Again, from a budgeting standpoint, this didn’t seem like the best use of my money. I could call up my friends and bitch about Elizabeth for free.

And so I did.

I stopped going to therapy and leaned heavily into a few close friends. These friends knew me, they knew Elizabeth, and I didn’t have to spend four sessions getting them caught up on my childhood. They knew all my shit, and they weren’t scared to call me on it. And at that point, that was what I really needed.

Time went on, and the initial shock and awe of our divorce started to calm. I was doing well in life, and I was even in a new relationship. Clearly, I was cured, anyone could see that.

But I didn’t like who I was in this new relationship. I didn’t like how scared I was to be vulnerable, I didn’t like how bad I was at communicating, I didn’t like that I was so set in my ways. I didn’t really like me. Not the me that I was because of my ex, or my kids, or my crappy marriage. Just me. I wanted to be better.

And that’s when therapy started to work.

I was no longer interested in finding a therapist who would simply validate all of my grievances against my ex. I needed more than someone who would just tell me I was right. I knew I was wrong, and I knew it was time to be better.

I googled therapists in my area and tried a session with a few of them until I found one I really liked. (Please note: finding the right fit when searching for a therapist is so important.

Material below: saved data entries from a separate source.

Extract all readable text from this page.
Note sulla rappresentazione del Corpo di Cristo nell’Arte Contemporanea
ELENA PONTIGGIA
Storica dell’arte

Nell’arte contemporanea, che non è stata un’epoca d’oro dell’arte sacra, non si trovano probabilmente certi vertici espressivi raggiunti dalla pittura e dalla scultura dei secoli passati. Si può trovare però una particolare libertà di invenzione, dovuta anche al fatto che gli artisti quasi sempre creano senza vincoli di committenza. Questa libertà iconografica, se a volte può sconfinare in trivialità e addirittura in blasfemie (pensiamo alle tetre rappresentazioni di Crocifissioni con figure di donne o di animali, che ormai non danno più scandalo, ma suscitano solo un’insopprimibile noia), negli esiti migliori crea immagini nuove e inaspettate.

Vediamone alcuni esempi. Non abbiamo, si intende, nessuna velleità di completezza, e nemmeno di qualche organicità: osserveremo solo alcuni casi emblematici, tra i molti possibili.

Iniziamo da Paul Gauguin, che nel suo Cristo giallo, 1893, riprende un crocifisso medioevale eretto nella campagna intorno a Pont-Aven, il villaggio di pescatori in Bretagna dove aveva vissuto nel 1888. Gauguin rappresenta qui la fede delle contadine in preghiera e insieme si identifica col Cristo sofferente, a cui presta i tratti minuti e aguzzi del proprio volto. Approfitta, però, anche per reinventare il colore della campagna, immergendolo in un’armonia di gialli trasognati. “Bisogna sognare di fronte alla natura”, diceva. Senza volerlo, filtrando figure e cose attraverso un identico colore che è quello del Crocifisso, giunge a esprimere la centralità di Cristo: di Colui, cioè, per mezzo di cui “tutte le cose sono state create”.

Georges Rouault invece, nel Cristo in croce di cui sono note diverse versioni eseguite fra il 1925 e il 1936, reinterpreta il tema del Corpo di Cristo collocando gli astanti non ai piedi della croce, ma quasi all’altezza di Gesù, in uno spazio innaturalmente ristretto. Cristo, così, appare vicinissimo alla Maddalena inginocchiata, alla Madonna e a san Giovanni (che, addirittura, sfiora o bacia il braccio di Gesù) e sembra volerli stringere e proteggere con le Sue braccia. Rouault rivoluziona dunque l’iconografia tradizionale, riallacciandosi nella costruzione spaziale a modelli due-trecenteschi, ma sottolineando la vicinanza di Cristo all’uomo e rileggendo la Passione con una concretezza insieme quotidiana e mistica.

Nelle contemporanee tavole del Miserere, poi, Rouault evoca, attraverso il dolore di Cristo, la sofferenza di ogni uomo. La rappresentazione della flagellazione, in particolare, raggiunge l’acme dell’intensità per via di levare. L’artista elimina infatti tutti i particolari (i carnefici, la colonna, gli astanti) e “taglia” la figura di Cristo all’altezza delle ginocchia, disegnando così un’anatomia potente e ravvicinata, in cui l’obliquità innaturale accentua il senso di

If it doesn’t feel right, don’t hesitate to keep looking.) Once I found a great therapist I booked a bunch of appointments and started digging in. How had I gotten to this point? What were the roots and the whys of how I moved through life and interacted with the people closest to my heart? Why were so few people ever allowed close? How could I do better the next time my heart was on the line?

Most of my work in therapy didn’t have much to do with Elizabeth at all, because the roots of that failed relationship began growing well before she even came into my life. To figure out a way forward with her as a co-parent and figure out my life forward as a whole human, I had to go back to the roots. And I had to learn how to start growing something better.

Therapy is not for everyone, and only you know for sure if it would be a good fit for you. I firmly believe the biggest bene- fit of therapy is simply the opportunity to speak your story into the air, have someone else catch it for you, and turn it around so you might be able to see it from a new angle. Sometimes it can take trying a few different therapists before you find the one who can get you to engage with the process in a productive way.

The biggest requirement of any therapist, or any friend who is acting as your therapist, is that they are honest with you. You need someone who is supportive but stern, who doesn’t judge but also doesn’t tolerate your bullshit. (Also, it’s worth noting that your friends are not actually therapists, and as such it is not actually their job to deal with your problems. If you find yourself calling the same friends over and over again, saying the same shit over and over again, it might be time to find an actual therapist. You need more help than your friends can give you over appetizers, and your friends deserve to have a happy hour that involves more than sad monologues.)

Wherever you are in your particular journey, therapy can usually provide at least a little direction and comfort. And trust me when I tell you that this particular journey is definitely going to be smoother if you have a trained professional guiding your scattered ass.